Jun 21 2013
HuffPost: Some Disabled Goodwill Workers Earn As Little As 22 Cents An Hour As Execs Earn Six Figures
Goodwill is paying some of its disabled workers just 22 cents an hour, while the charity’s executives make six figure salaries. A labor law loophole enables the practice.
Some Pennsylvania Goodwill workers who are disabled made as little as 22, 38 and 41 cents per hour in 2011, according to Labor Department documents reviewed by NBC News. That’s because a 1938 law, called the Special Wage Certificate Program, aimed at encouraging employers to hire disabled workers, allows charities and companies to get special certificates from the Department of Labor that permits them to pay disabled workers based on their abilities, with no minimum.
Though other employers take advantage of the same loophole, recent media investigations have brought attention to Goodwill’s use of the certificate.

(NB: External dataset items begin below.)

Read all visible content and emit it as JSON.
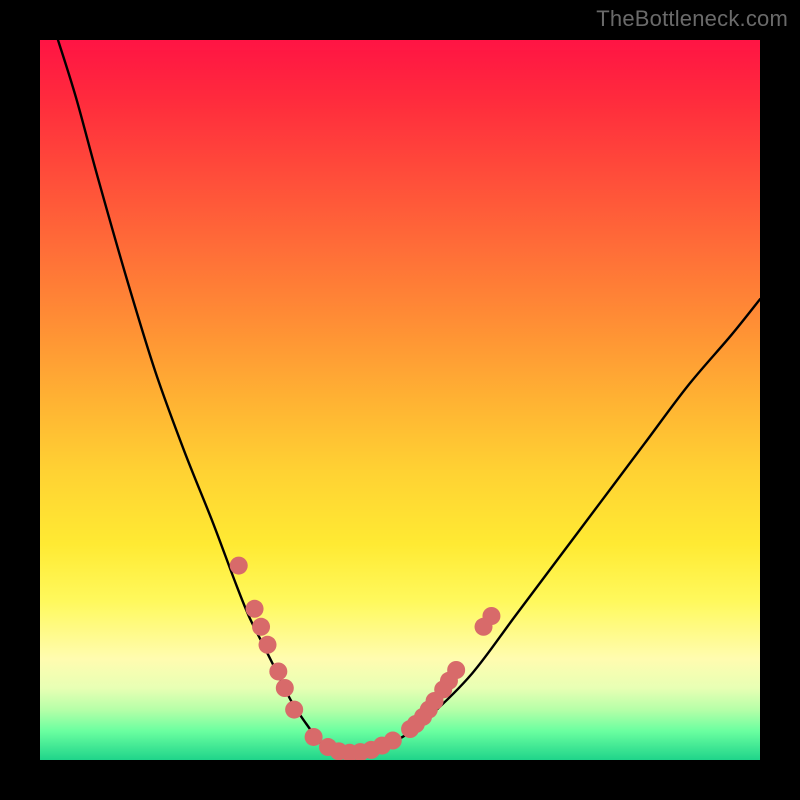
{
  "watermark": "TheBottleneck.com",
  "chart_data": {
    "type": "line",
    "title": "",
    "xlabel": "",
    "ylabel": "",
    "xlim": [
      0,
      100
    ],
    "ylim": [
      0,
      100
    ],
    "grid": false,
    "series": [
      {
        "name": "bottleneck-curve",
        "color": "#000000",
        "x_values_are_percent_of_plot_width": true,
        "y_values_are_percent_of_plot_height_from_bottom": true,
        "x": [
          2.5,
          5,
          8,
          12,
          16,
          20,
          24,
          27,
          29,
          31,
          33,
          35,
          37,
          38.5,
          40,
          43,
          46,
          50,
          54,
          60,
          66,
          72,
          78,
          84,
          90,
          96,
          100
        ],
        "y": [
          100,
          92,
          81,
          67,
          54,
          43,
          33,
          25,
          20,
          16,
          12,
          8,
          5,
          3,
          1.5,
          1,
          1.5,
          3,
          6,
          12,
          20,
          28,
          36,
          44,
          52,
          59,
          64
        ]
      }
    ],
    "scatter": {
      "name": "sample-points",
      "color": "#d86a6a",
      "radius_px": 9,
      "x_values_are_percent_of_plot_width": true,
      "y_values_are_percent_of_plot_height_from_bottom": true,
      "points": [
        {
          "x": 27.6,
          "y": 27
        },
        {
          "x": 29.8,
          "y": 21
        },
        {
          "x": 30.7,
          "y": 18.5
        },
        {
          "x": 31.6,
          "y": 16
        },
        {
          "x": 33.1,
          "y": 12.3
        },
        {
          "x": 34.0,
          "y": 10
        },
        {
          "x": 35.3,
          "y": 7
        },
        {
          "x": 38.0,
          "y": 3.2
        },
        {
          "x": 40.0,
          "y": 1.8
        },
        {
          "x": 41.5,
          "y": 1.2
        },
        {
          "x": 43.0,
          "y": 1.0
        },
        {
          "x": 44.5,
          "y": 1.1
        },
        {
          "x": 46.0,
          "y": 1.4
        },
        {
          "x": 47.5,
          "y": 2.0
        },
        {
          "x": 49.0,
          "y": 2.7
        },
        {
          "x": 51.4,
          "y": 4.3
        },
        {
          "x": 52.2,
          "y": 5.0
        },
        {
          "x": 53.2,
          "y": 6.0
        },
        {
          "x": 54.0,
          "y": 7.0
        },
        {
          "x": 54.8,
          "y": 8.2
        },
        {
          "x": 56.0,
          "y": 9.8
        },
        {
          "x": 56.8,
          "y": 11
        },
        {
          "x": 57.8,
          "y": 12.5
        },
        {
          "x": 61.6,
          "y": 18.5
        },
        {
          "x": 62.7,
          "y": 20.0
        }
      ]
    },
    "gradient_stops_top_to_bottom": [
      {
        "pos": 0.0,
        "color": "#ff1444"
      },
      {
        "pos": 0.18,
        "color": "#ff4a3a"
      },
      {
        "pos": 0.38,
        "color": "#ff8a35"
      },
      {
        "pos": 0.6,
        "color": "#ffd233"
      },
      {
        "pos": 0.78,
        "color": "#fff95d"
      },
      {
        "pos": 0.9,
        "color": "#e8ffb4"
      },
      {
        "pos": 1.0,
        "color": "#1fd48a"
      }
    ]
  }
}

As some workers were making as little as 22 cents per hour in 2011, Goodwill International CEO Jim Gibbons made $729,000 in salary and deferred compensation. The CEOs of Goodwill franchises across the country collectively earned about $30 million, according to NBC.
Brad Turner-Little, Goodwill’s director of mission strategy, told The Huffington Post that compensation of Goodwill executives and the wages earned by workers with disabilities aren’t “connected.” He explained that local Goodwill organizations make independent determinations about what to pay their executives based on what they need to recruit “good talent.”